Four undergraduate students have joined the group in the past few weeks and have been trained to perform the Ugi reaction in 1 dram vials. We initially started doing these in 1.5 ml Eppendorf tubes but they didn't seal perfectly with methanol and leaked during vortexing.

We are currently focusing on Ugi products which precipitate within a few days from the reaction mixture. We were very fortunate in that our first Ugi products crystallized from methanol. It turns out that not all Ugi products behave that way but we are hoping that enough will from the first few hundred falcipain-2 hits to have a handful of compounds to test.

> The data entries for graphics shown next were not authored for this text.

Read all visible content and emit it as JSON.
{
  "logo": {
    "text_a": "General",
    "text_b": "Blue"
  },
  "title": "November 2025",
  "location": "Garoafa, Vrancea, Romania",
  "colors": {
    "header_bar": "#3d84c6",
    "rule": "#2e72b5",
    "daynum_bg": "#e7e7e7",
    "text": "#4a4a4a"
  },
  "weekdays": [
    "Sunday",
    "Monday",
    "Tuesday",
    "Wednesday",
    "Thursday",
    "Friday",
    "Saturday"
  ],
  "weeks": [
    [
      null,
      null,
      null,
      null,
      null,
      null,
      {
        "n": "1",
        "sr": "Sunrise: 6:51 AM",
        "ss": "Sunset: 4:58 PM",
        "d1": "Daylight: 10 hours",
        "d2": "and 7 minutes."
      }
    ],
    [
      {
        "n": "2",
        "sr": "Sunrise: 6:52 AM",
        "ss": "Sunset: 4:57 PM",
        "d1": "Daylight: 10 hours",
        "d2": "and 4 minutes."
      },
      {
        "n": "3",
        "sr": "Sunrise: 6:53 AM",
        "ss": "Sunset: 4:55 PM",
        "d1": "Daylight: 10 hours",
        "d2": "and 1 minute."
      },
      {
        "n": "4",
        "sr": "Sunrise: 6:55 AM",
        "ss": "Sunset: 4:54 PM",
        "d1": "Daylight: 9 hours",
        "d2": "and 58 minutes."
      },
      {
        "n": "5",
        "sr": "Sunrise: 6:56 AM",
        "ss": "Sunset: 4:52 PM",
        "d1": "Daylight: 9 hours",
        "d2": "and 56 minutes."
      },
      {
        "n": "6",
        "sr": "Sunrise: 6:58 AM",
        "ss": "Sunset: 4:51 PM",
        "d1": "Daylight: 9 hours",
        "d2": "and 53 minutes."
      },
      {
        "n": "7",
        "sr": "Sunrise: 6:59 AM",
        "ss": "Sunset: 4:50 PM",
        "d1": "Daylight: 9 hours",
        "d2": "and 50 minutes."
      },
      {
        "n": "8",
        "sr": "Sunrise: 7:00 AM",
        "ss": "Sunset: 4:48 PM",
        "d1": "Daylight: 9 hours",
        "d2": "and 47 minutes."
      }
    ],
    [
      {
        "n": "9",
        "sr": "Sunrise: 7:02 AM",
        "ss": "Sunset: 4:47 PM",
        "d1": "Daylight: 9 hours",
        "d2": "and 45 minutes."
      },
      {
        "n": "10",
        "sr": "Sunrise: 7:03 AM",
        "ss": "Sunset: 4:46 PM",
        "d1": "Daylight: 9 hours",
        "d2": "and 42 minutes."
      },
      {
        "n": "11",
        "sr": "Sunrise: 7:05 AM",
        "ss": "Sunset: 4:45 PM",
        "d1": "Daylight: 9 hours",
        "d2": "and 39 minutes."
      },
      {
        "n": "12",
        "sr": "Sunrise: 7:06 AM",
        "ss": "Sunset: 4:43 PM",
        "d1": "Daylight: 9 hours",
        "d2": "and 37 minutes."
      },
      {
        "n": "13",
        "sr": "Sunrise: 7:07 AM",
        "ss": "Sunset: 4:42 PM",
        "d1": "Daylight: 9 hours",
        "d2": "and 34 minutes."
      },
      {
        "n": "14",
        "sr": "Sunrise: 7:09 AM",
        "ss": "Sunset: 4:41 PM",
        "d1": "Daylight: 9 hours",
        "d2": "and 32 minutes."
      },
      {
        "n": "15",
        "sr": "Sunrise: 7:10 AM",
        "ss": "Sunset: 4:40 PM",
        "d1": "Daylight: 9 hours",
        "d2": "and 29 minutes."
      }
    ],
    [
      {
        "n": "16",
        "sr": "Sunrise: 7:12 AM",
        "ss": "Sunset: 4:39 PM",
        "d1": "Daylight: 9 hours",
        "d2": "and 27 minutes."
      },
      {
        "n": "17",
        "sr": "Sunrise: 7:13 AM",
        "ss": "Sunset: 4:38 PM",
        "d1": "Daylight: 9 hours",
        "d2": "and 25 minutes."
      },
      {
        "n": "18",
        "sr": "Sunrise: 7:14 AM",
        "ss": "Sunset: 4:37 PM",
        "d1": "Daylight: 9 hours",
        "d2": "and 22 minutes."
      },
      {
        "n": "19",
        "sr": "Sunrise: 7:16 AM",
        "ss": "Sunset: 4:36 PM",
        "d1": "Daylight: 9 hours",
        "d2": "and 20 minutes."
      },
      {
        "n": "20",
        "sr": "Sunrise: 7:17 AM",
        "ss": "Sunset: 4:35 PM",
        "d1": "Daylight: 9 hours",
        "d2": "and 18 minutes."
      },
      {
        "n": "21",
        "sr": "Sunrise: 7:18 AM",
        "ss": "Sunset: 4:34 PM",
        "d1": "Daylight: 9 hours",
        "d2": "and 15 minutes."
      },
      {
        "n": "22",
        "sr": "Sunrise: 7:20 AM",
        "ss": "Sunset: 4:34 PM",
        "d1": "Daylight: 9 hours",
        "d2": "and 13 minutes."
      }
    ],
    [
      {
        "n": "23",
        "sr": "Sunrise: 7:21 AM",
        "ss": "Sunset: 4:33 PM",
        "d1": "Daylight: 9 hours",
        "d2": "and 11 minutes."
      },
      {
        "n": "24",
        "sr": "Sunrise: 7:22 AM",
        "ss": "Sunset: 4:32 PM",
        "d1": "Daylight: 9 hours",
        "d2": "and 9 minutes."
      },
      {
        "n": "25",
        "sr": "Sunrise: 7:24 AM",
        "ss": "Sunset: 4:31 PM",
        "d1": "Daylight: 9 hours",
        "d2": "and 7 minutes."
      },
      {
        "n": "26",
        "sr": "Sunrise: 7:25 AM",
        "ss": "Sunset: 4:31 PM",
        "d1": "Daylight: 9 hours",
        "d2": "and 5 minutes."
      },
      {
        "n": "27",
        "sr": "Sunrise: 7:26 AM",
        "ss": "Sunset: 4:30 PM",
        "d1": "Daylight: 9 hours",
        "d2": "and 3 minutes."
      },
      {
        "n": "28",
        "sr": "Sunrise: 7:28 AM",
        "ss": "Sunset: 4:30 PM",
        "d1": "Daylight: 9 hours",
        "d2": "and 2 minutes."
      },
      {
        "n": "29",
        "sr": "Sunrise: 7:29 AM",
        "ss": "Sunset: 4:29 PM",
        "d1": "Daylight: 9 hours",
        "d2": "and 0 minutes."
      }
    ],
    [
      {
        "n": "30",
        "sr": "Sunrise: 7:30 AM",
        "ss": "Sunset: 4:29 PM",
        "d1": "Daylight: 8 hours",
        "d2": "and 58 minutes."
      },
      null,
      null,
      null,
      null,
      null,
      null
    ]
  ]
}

Those reactions that generate pure products as precipitates are tremendously easier to run and scale up compared to requiring a chromatography purification step. If we can provide a list of Ugi products that can be easily prepared this way, I think that would be useful for other researchers with other applications in mind. Maybe we will identify patterns in different solvents that will enable us to understand (or at least empirically predict) how to induce precipitation for a given Ugi product. This kind of practical laboratory advice would add to the knowledge base of information on the Ugi reaction provided in a recent Nature Protocol report by Stefano Marcaccini and Tomás Torroba. (unfortunately not Open Access)

To keep track of all of this, results are pooled in a GoogleDoc Master Table on the CombiUgi page. Look on the experiment number to locate the experimental details from the experiment list page.